Retail shares slipped 0.7 percent Wednesday, the sector’s third decline in as many days, but a fresh reading on the consumer from Deloitte Research showed shoppers’ economic fundamentals are strengthening.

This story first appeared in the December 10, 2009 issue of WWD. Subscribe Today.

The S&P Retail Index fell 2.89 points to 401.19 as the Dow Jones Industrial Average, down for most of the day, inched up 0.5 percent, or 51.08 points, to 10,377.05.

Internationally, the Nikkei 225 fell 1.3 percent in Tokyo after new government data showed the nation’s gross domestic product grew by 0.3 percent in the July-to-September quarter, much slower than the 1.2 percent previously projected.

The Hang Seng Index slid 1.4 percent in Hong Kong as the CAC 40 declined 0.7 percent in Paris and the FTSE 100 dipped 0.4 percent in London.

Among the top stock decliners on the U.S. retail scene was The Men’s Wearhouse Inc., which fell 7.2 percent to $20.26 after the firm projected a fourth-quarter loss and sales decline.
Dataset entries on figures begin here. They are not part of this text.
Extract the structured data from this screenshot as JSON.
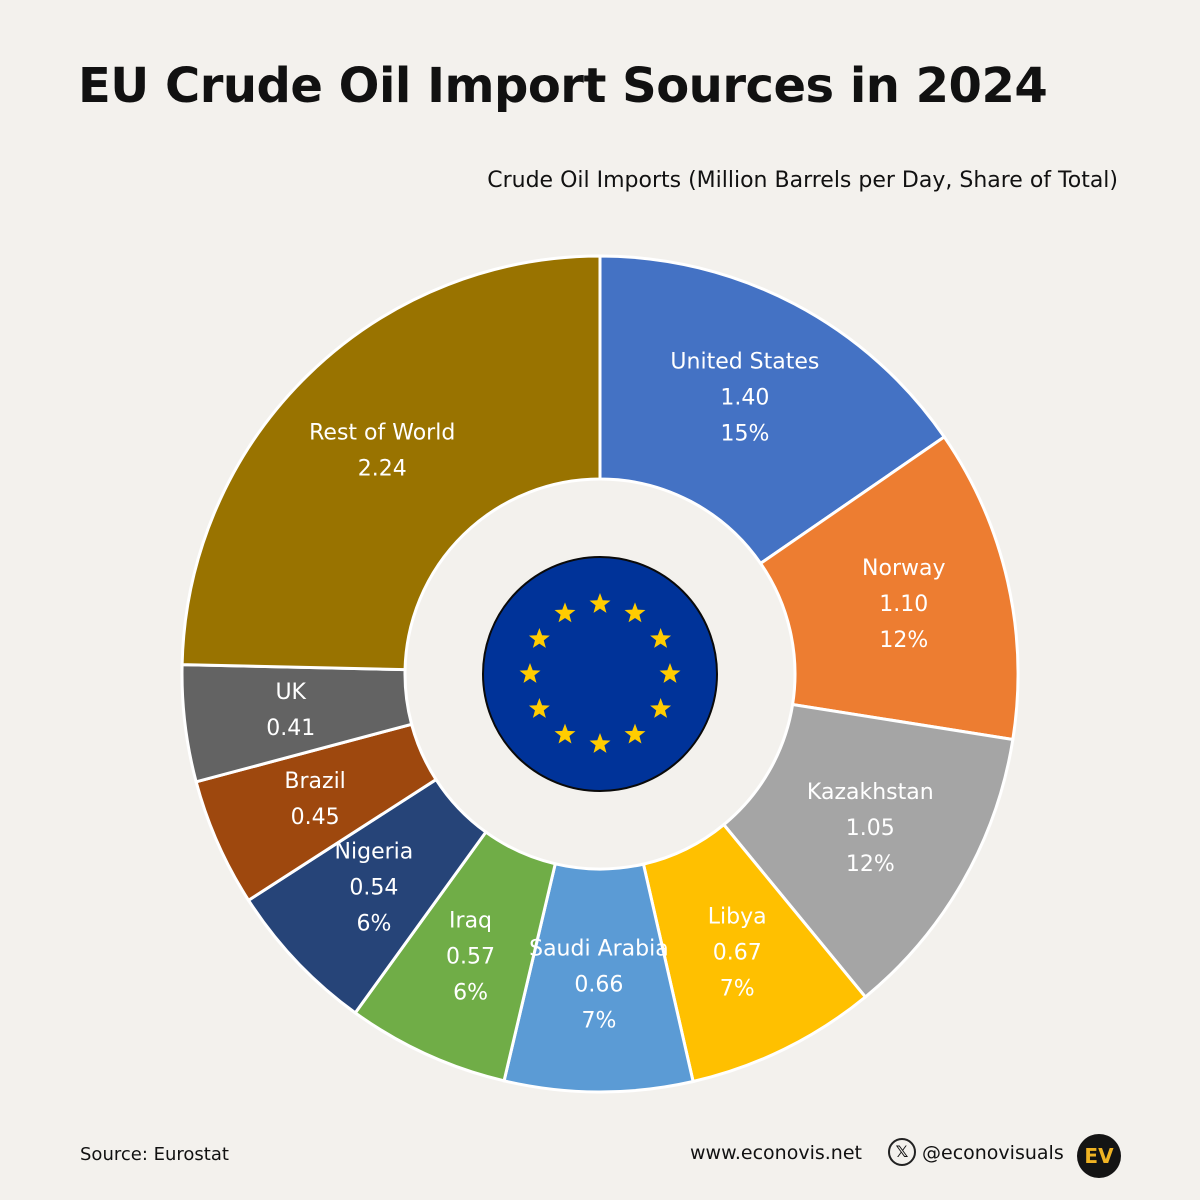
{
  "title": "EU Crude Oil Import Sources in 2024",
  "subtitle": "Crude Oil Imports (Million Barrels per Day, Share of Total)",
  "footer": {
    "source": "Source: Eurostat",
    "website": "www.econovis.net",
    "x_icon": "x-logo-icon",
    "handle": "@econovisuals",
    "logo": "EV"
  },
  "center_emblem": "eu-flag-icon",
  "chart_data": {
    "type": "pie",
    "style": "donut",
    "title": "EU Crude Oil Import Sources in 2024",
    "subtitle": "Crude Oil Imports (Million Barrels per Day, Share of Total)",
    "slices": [
      {
        "name": "United States",
        "value": 1.4,
        "value_label": "1.40",
        "share_label": "15%",
        "color": "#4472c4"
      },
      {
        "name": "Norway",
        "value": 1.1,
        "value_label": "1.10",
        "share_label": "12%",
        "color": "#ed7d31"
      },
      {
        "name": "Kazakhstan",
        "value": 1.05,
        "value_label": "1.05",
        "share_label": "12%",
        "color": "#a5a5a5"
      },
      {
        "name": "Libya",
        "value": 0.67,
        "value_label": "0.67",
        "share_label": "7%",
        "color": "#ffc000"
      },
      {
        "name": "Saudi Arabia",
        "value": 0.66,
        "value_label": "0.66",
        "share_label": "7%",
        "color": "#5b9bd5"
      },
      {
        "name": "Iraq",
        "value": 0.57,
        "value_label": "0.57",
        "share_label": "6%",
        "color": "#70ad47"
      },
      {
        "name": "Nigeria",
        "value": 0.54,
        "value_label": "0.54",
        "share_label": "6%",
        "color": "#264478"
      },
      {
        "name": "Brazil",
        "value": 0.45,
        "value_label": "0.45",
        "share_label": "",
        "color": "#9e480e"
      },
      {
        "name": "UK",
        "value": 0.41,
        "value_label": "0.41",
        "share_label": "",
        "color": "#636363"
      },
      {
        "name": "Rest of World",
        "value": 2.24,
        "value_label": "2.24",
        "share_label": "",
        "color": "#997300"
      }
    ]
  }
}
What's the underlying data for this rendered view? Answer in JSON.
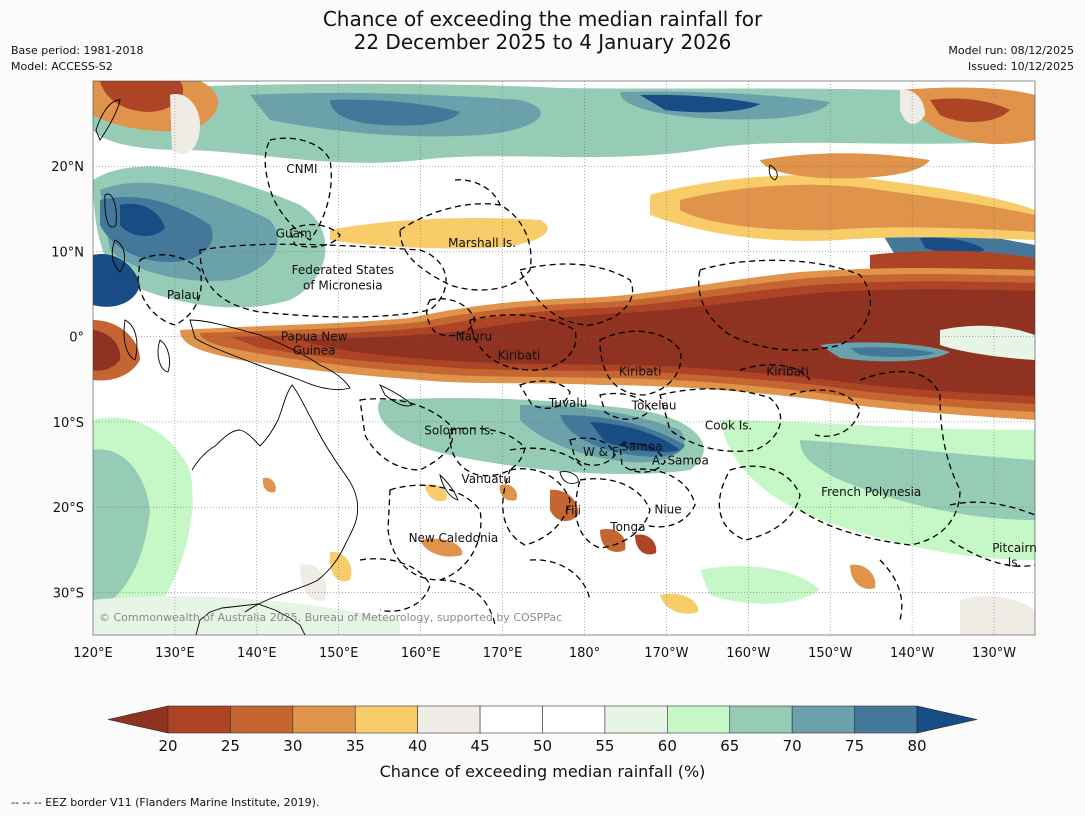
{
  "title": {
    "line1": "Chance of exceeding the median rainfall for",
    "line2": "22 December 2025 to 4 January 2026"
  },
  "meta_left": {
    "base_period": "Base period: 1981-2018",
    "model": "Model: ACCESS-S2"
  },
  "meta_right": {
    "model_run": "Model run: 08/12/2025",
    "issued": "Issued: 10/12/2025"
  },
  "map": {
    "lon_range": [
      120,
      235
    ],
    "lat_range": [
      -35,
      30
    ],
    "lon_ticks": [
      {
        "lon": 120,
        "label": "120°E"
      },
      {
        "lon": 130,
        "label": "130°E"
      },
      {
        "lon": 140,
        "label": "140°E"
      },
      {
        "lon": 150,
        "label": "150°E"
      },
      {
        "lon": 160,
        "label": "160°E"
      },
      {
        "lon": 170,
        "label": "170°E"
      },
      {
        "lon": 180,
        "label": "180°"
      },
      {
        "lon": 190,
        "label": "170°W"
      },
      {
        "lon": 200,
        "label": "160°W"
      },
      {
        "lon": 210,
        "label": "150°W"
      },
      {
        "lon": 220,
        "label": "140°W"
      },
      {
        "lon": 230,
        "label": "130°W"
      }
    ],
    "lat_ticks": [
      {
        "lat": 20,
        "label": "20°N"
      },
      {
        "lat": 10,
        "label": "10°N"
      },
      {
        "lat": 0,
        "label": "0°"
      },
      {
        "lat": -10,
        "label": "10°S"
      },
      {
        "lat": -20,
        "label": "20°S"
      },
      {
        "lat": -30,
        "label": "30°S"
      }
    ],
    "regions": [
      {
        "name": "CNMI",
        "lon": 145.5,
        "lat": 19.7
      },
      {
        "name": "Guam",
        "lon": 144.5,
        "lat": 12.1
      },
      {
        "name": "Marshall Is.",
        "lon": 167.5,
        "lat": 11.0
      },
      {
        "name": "Federated States",
        "lon": 150.5,
        "lat": 7.8
      },
      {
        "name": "of Micronesia",
        "lon": 150.5,
        "lat": 6.0
      },
      {
        "name": "Palau",
        "lon": 131.0,
        "lat": 4.9
      },
      {
        "name": "Papua New",
        "lon": 147.0,
        "lat": 0.0
      },
      {
        "name": "Guinea",
        "lon": 147.0,
        "lat": -1.6
      },
      {
        "name": "Nauru",
        "lon": 166.5,
        "lat": 0.0
      },
      {
        "name": "Kiribati",
        "lon": 172.0,
        "lat": -2.2
      },
      {
        "name": "Kiribati",
        "lon": 186.8,
        "lat": -4.1
      },
      {
        "name": "Kiribati",
        "lon": 204.8,
        "lat": -4.1
      },
      {
        "name": "Tuvalu",
        "lon": 178.0,
        "lat": -7.8
      },
      {
        "name": "Tokelau",
        "lon": 188.5,
        "lat": -8.1
      },
      {
        "name": "Cook Is.",
        "lon": 197.6,
        "lat": -10.4
      },
      {
        "name": "Solomon Is.",
        "lon": 164.7,
        "lat": -11.0
      },
      {
        "name": "Samoa",
        "lon": 187.0,
        "lat": -12.9
      },
      {
        "name": "W & F",
        "lon": 182.0,
        "lat": -13.5
      },
      {
        "name": "A. Samoa",
        "lon": 191.7,
        "lat": -14.5
      },
      {
        "name": "Vanuatu",
        "lon": 168.0,
        "lat": -16.7
      },
      {
        "name": "Fiji",
        "lon": 178.6,
        "lat": -20.4
      },
      {
        "name": "Niue",
        "lon": 190.2,
        "lat": -20.3
      },
      {
        "name": "French Polynesia",
        "lon": 215.0,
        "lat": -18.2
      },
      {
        "name": "Tonga",
        "lon": 185.3,
        "lat": -22.3
      },
      {
        "name": "New Caledonia",
        "lon": 164.0,
        "lat": -23.6
      },
      {
        "name": "Pitcairn",
        "lon": 232.5,
        "lat": -24.8
      },
      {
        "name": "Is.",
        "lon": 232.5,
        "lat": -26.5
      }
    ],
    "copyright": "© Commonwealth of Australia 2025, Bureau of Meteorology, supported by COSPPac"
  },
  "colorbar": {
    "ticks": [
      "20",
      "25",
      "30",
      "35",
      "40",
      "45",
      "50",
      "55",
      "60",
      "65",
      "70",
      "75",
      "80"
    ],
    "colors": [
      "#ac4425",
      "#c56632",
      "#e0934a",
      "#f9cc6a",
      "#efece6",
      "#ffffff",
      "#ffffff",
      "#e6f5e6",
      "#c6f7c6",
      "#96cbb5",
      "#6aa1aa",
      "#43789a"
    ],
    "under_color": "#8f3221",
    "over_color": "#174c84",
    "label": "Chance of exceeding median rainfall (%)"
  },
  "footer": "--  --  -- EEZ border V11 (Flanders Marine Institute, 2019)."
}
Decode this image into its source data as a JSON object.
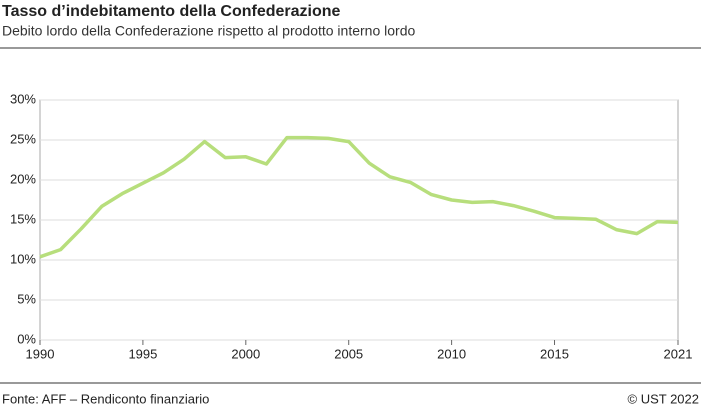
{
  "chart_data": {
    "type": "line",
    "title": "Tasso d’indebitamento della Confederazione",
    "subtitle": "Debito lordo della Confederazione rispetto al prodotto interno lordo",
    "source": "Fonte: AFF – Rendiconto finanziario",
    "copyright": "© UST 2022",
    "x": [
      1990,
      1991,
      1992,
      1993,
      1994,
      1995,
      1996,
      1997,
      1998,
      1999,
      2000,
      2001,
      2002,
      2003,
      2004,
      2005,
      2006,
      2007,
      2008,
      2009,
      2010,
      2011,
      2012,
      2013,
      2014,
      2015,
      2016,
      2017,
      2018,
      2019,
      2020,
      2021
    ],
    "series": [
      {
        "color": "#b7de7c",
        "values": [
          10.4,
          11.3,
          13.9,
          16.7,
          18.3,
          19.6,
          20.9,
          22.6,
          24.8,
          22.8,
          22.9,
          22.0,
          25.3,
          25.3,
          25.2,
          24.8,
          22.1,
          20.4,
          19.7,
          18.2,
          17.5,
          17.2,
          17.3,
          16.8,
          16.1,
          15.3,
          15.2,
          15.1,
          13.8,
          13.3,
          14.8,
          14.7
        ]
      }
    ],
    "xlim": [
      1990,
      2021
    ],
    "xticks": [
      1990,
      1995,
      2000,
      2005,
      2010,
      2015,
      2021
    ],
    "ylim": [
      0,
      30
    ],
    "yticks": [
      {
        "value": 0,
        "label": "0%"
      },
      {
        "value": 5,
        "label": "5%"
      },
      {
        "value": 10,
        "label": "10%"
      },
      {
        "value": 15,
        "label": "15%"
      },
      {
        "value": 20,
        "label": "20%"
      },
      {
        "value": 25,
        "label": "25%"
      },
      {
        "value": 30,
        "label": "30%"
      }
    ],
    "grid": true
  }
}
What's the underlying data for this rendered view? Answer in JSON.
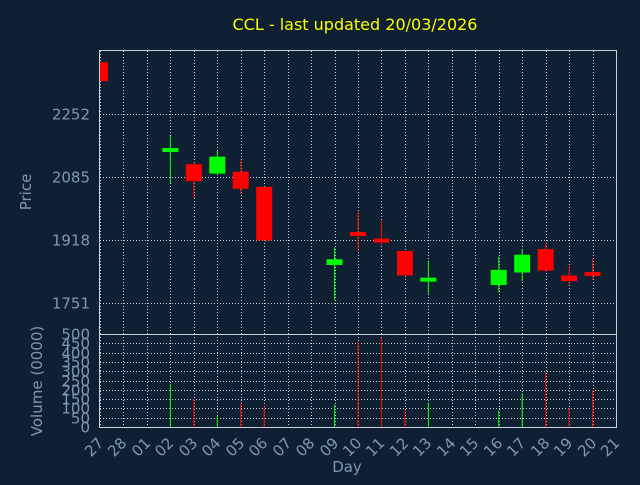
{
  "chart_data": {
    "type": "candlestick",
    "title": "CCL - last updated 20/03/2026",
    "xlabel": "Day",
    "grid": true,
    "colors": {
      "background": "#0f2033",
      "grid": "#c8d0d8",
      "axis_text": "#7f97b0",
      "title": "#ffff00",
      "up": "#00ff00",
      "down": "#ff0000"
    },
    "days": [
      "27",
      "28",
      "01",
      "02",
      "03",
      "04",
      "05",
      "06",
      "07",
      "08",
      "09",
      "10",
      "11",
      "12",
      "13",
      "14",
      "15",
      "16",
      "17",
      "18",
      "19",
      "20",
      "21"
    ],
    "price": {
      "ylabel": "Price",
      "ylim": [
        1670,
        2420
      ],
      "ticks": [
        "1751",
        "1918",
        "2085",
        "2252"
      ],
      "tick_values": [
        1751,
        1918,
        2085,
        2252
      ],
      "candles": [
        {
          "day": "27",
          "open": 2390,
          "close": 2340,
          "high": 2390,
          "low": 2340
        },
        {
          "day": "02",
          "open": 2155,
          "close": 2160,
          "high": 2195,
          "low": 2070
        },
        {
          "day": "03",
          "open": 2120,
          "close": 2075,
          "high": 2125,
          "low": 2030
        },
        {
          "day": "04",
          "open": 2095,
          "close": 2140,
          "high": 2155,
          "low": 2095
        },
        {
          "day": "05",
          "open": 2100,
          "close": 2055,
          "high": 2130,
          "low": 2040
        },
        {
          "day": "06",
          "open": 2060,
          "close": 1918,
          "high": 2060,
          "low": 1918
        },
        {
          "day": "09",
          "open": 1853,
          "close": 1868,
          "high": 1900,
          "low": 1760
        },
        {
          "day": "10",
          "open": 1940,
          "close": 1930,
          "high": 1995,
          "low": 1890
        },
        {
          "day": "11",
          "open": 1920,
          "close": 1915,
          "high": 1970,
          "low": 1905
        },
        {
          "day": "12",
          "open": 1890,
          "close": 1825,
          "high": 1890,
          "low": 1825
        },
        {
          "day": "13",
          "open": 1810,
          "close": 1818,
          "high": 1865,
          "low": 1775
        },
        {
          "day": "16",
          "open": 1800,
          "close": 1840,
          "high": 1875,
          "low": 1780
        },
        {
          "day": "17",
          "open": 1833,
          "close": 1880,
          "high": 1895,
          "low": 1810
        },
        {
          "day": "18",
          "open": 1895,
          "close": 1838,
          "high": 1910,
          "low": 1835
        },
        {
          "day": "19",
          "open": 1825,
          "close": 1810,
          "high": 1850,
          "low": 1800
        },
        {
          "day": "20",
          "open": 1833,
          "close": 1825,
          "high": 1870,
          "low": 1815
        }
      ]
    },
    "volume": {
      "ylabel": "Volume (0000)",
      "ylim": [
        0,
        500
      ],
      "ticks": [
        "0",
        "50",
        "100",
        "150",
        "200",
        "250",
        "300",
        "350",
        "400",
        "450",
        "500"
      ],
      "tick_values": [
        0,
        50,
        100,
        150,
        200,
        250,
        300,
        350,
        400,
        450,
        500
      ],
      "bars": [
        {
          "day": "02",
          "value": 230,
          "direction": "up"
        },
        {
          "day": "03",
          "value": 150,
          "direction": "down"
        },
        {
          "day": "04",
          "value": 60,
          "direction": "up"
        },
        {
          "day": "05",
          "value": 130,
          "direction": "down"
        },
        {
          "day": "06",
          "value": 110,
          "direction": "down"
        },
        {
          "day": "09",
          "value": 120,
          "direction": "up"
        },
        {
          "day": "10",
          "value": 460,
          "direction": "down"
        },
        {
          "day": "11",
          "value": 480,
          "direction": "down"
        },
        {
          "day": "12",
          "value": 90,
          "direction": "down"
        },
        {
          "day": "13",
          "value": 130,
          "direction": "up"
        },
        {
          "day": "16",
          "value": 90,
          "direction": "up"
        },
        {
          "day": "17",
          "value": 180,
          "direction": "up"
        },
        {
          "day": "18",
          "value": 290,
          "direction": "down"
        },
        {
          "day": "19",
          "value": 100,
          "direction": "down"
        },
        {
          "day": "20",
          "value": 200,
          "direction": "down"
        }
      ]
    }
  }
}
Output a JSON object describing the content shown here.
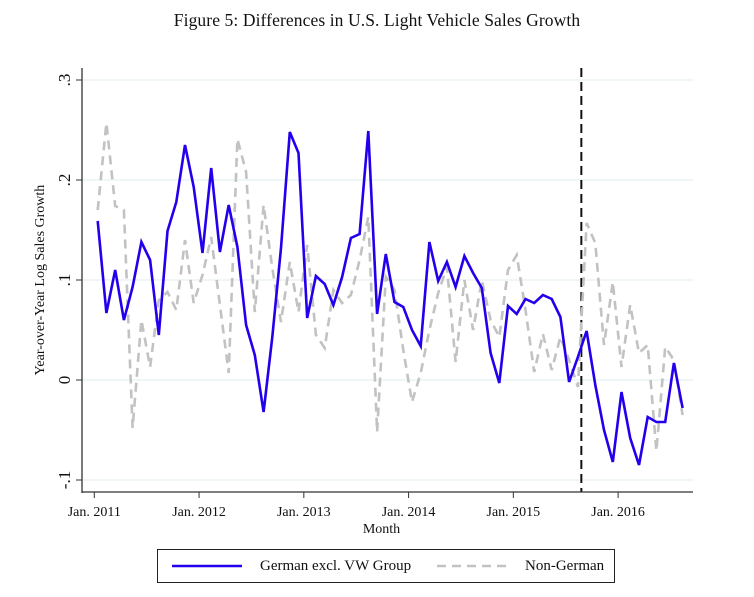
{
  "figure_title": "Figure 5: Differences in U.S. Light Vehicle Sales Growth",
  "colors": {
    "german": "#2200ee",
    "non_german": "#c2c2c2",
    "gridline": "#e8f0f2",
    "axis": "#333333",
    "event_line": "#111111"
  },
  "chart_data": {
    "type": "line",
    "title": "Figure 5: Differences in U.S. Light Vehicle Sales Growth",
    "xlabel": "Month",
    "ylabel": "Year-over-Year Log Sales Growth",
    "x_start": "Jan. 2011",
    "x_unit": "months since Jan. 2011",
    "x": [
      0,
      1,
      2,
      3,
      4,
      5,
      6,
      7,
      8,
      9,
      10,
      11,
      12,
      13,
      14,
      15,
      16,
      17,
      18,
      19,
      20,
      21,
      22,
      23,
      24,
      25,
      26,
      27,
      28,
      29,
      30,
      31,
      32,
      33,
      34,
      35,
      36,
      37,
      38,
      39,
      40,
      41,
      42,
      43,
      44,
      45,
      46,
      47,
      48,
      49,
      50,
      51,
      52,
      53,
      54,
      55,
      56,
      57,
      58,
      59,
      60,
      61,
      62,
      63,
      64,
      65,
      66,
      67
    ],
    "xticks": [
      {
        "value": 0,
        "label": "Jan. 2011"
      },
      {
        "value": 12,
        "label": "Jan. 2012"
      },
      {
        "value": 24,
        "label": "Jan. 2013"
      },
      {
        "value": 36,
        "label": "Jan. 2014"
      },
      {
        "value": 48,
        "label": "Jan. 2015"
      },
      {
        "value": 60,
        "label": "Jan. 2016"
      }
    ],
    "xlim": [
      -0.4,
      68.8
    ],
    "yticks": [
      {
        "value": 0.3,
        "label": ".3"
      },
      {
        "value": 0.2,
        "label": ".2"
      },
      {
        "value": 0.1,
        "label": ".1"
      },
      {
        "value": 0,
        "label": "0"
      },
      {
        "value": -0.1,
        "label": "-.1"
      }
    ],
    "ylim": [
      -0.112,
      0.312
    ],
    "grid": true,
    "event_line_x": 55.4,
    "legend_position": "bottom",
    "series": [
      {
        "name": "German excl. VW Group",
        "style": "solid",
        "values": [
          0.159,
          0.067,
          0.11,
          0.06,
          0.093,
          0.138,
          0.12,
          0.045,
          0.149,
          0.178,
          0.235,
          0.193,
          0.127,
          0.212,
          0.128,
          0.175,
          0.133,
          0.055,
          0.025,
          -0.032,
          0.043,
          0.132,
          0.248,
          0.227,
          0.062,
          0.104,
          0.096,
          0.075,
          0.103,
          0.142,
          0.146,
          0.249,
          0.066,
          0.126,
          0.078,
          0.073,
          0.05,
          0.034,
          0.138,
          0.099,
          0.118,
          0.093,
          0.124,
          0.107,
          0.092,
          0.027,
          -0.003,
          0.074,
          0.066,
          0.081,
          0.077,
          0.085,
          0.081,
          0.063,
          -0.002,
          0.023,
          0.049,
          -0.005,
          -0.05,
          -0.082,
          -0.012,
          -0.058,
          -0.085,
          -0.037,
          -0.042,
          -0.042,
          0.017,
          -0.028
        ]
      },
      {
        "name": "Non-German",
        "style": "dashed",
        "values": [
          0.17,
          0.257,
          0.174,
          0.17,
          -0.048,
          0.06,
          0.013,
          0.08,
          0.088,
          0.07,
          0.14,
          0.077,
          0.105,
          0.143,
          0.075,
          0.007,
          0.241,
          0.208,
          0.068,
          0.175,
          0.112,
          0.058,
          0.118,
          0.068,
          0.135,
          0.045,
          0.032,
          0.09,
          0.077,
          0.085,
          0.12,
          0.163,
          -0.052,
          0.103,
          0.09,
          0.03,
          -0.022,
          0.007,
          0.05,
          0.087,
          0.113,
          0.018,
          0.1,
          0.05,
          0.1,
          0.06,
          0.043,
          0.11,
          0.125,
          0.07,
          0.008,
          0.046,
          0.01,
          0.043,
          0.02,
          -0.007,
          0.157,
          0.137,
          0.035,
          0.098,
          0.013,
          0.075,
          0.027,
          0.035,
          -0.071,
          0.033,
          0.02,
          -0.035
        ]
      }
    ]
  },
  "legend": {
    "items": [
      {
        "label": "German excl. VW Group"
      },
      {
        "label": "Non-German"
      }
    ]
  }
}
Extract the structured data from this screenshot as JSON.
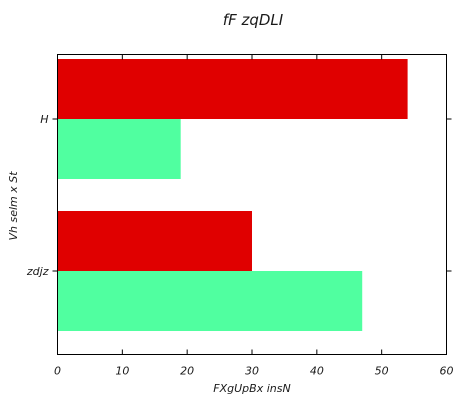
{
  "chart_data": {
    "type": "bar",
    "orientation": "horizontal",
    "title": "fF  zqDLI",
    "xlabel": "FXgUpBx insN",
    "ylabel": "Vh selm x St",
    "categories": [
      "H",
      "zdjz"
    ],
    "series": [
      {
        "values": [
          54,
          30
        ],
        "color": "#e00000"
      },
      {
        "values": [
          19,
          47
        ],
        "color": "#50ffa0"
      }
    ],
    "xlim": [
      0,
      60
    ],
    "xticks": [
      0,
      10,
      20,
      30,
      40,
      50,
      60
    ],
    "grid": false,
    "legend": "none"
  }
}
Shares of Movado Group Inc. dropped 12.9 percent to $9.45 after the company reported a $20.9 million first-quarter loss.

Despite continued weakness at retail, the Deloitte Consumer Spending Index rose last month, indicating consumers’ cash flow is improving and spending could pick up down the line.

The index — which tracks tax burden, initial unemployment claims, real wages and real home prices — rose to 4.6 percent from 4.3 percent a month earlier.

“Real earnings remain on the rise due to falling prices, while the housing market continues to show signs of stabilizing,” said Carl Steidtmann, chief economist at Deloitte Research. “A decline in initial unemployment claims has historically been a reliable signal of economic recovery, and in recent months, initial claims have continued downward. These factors may give retailers and suppliers reason for optimism going forward.”

Deloitte said the average tax burden is at its lowest level in more than 40 years due to the federal stimulus program approved in February.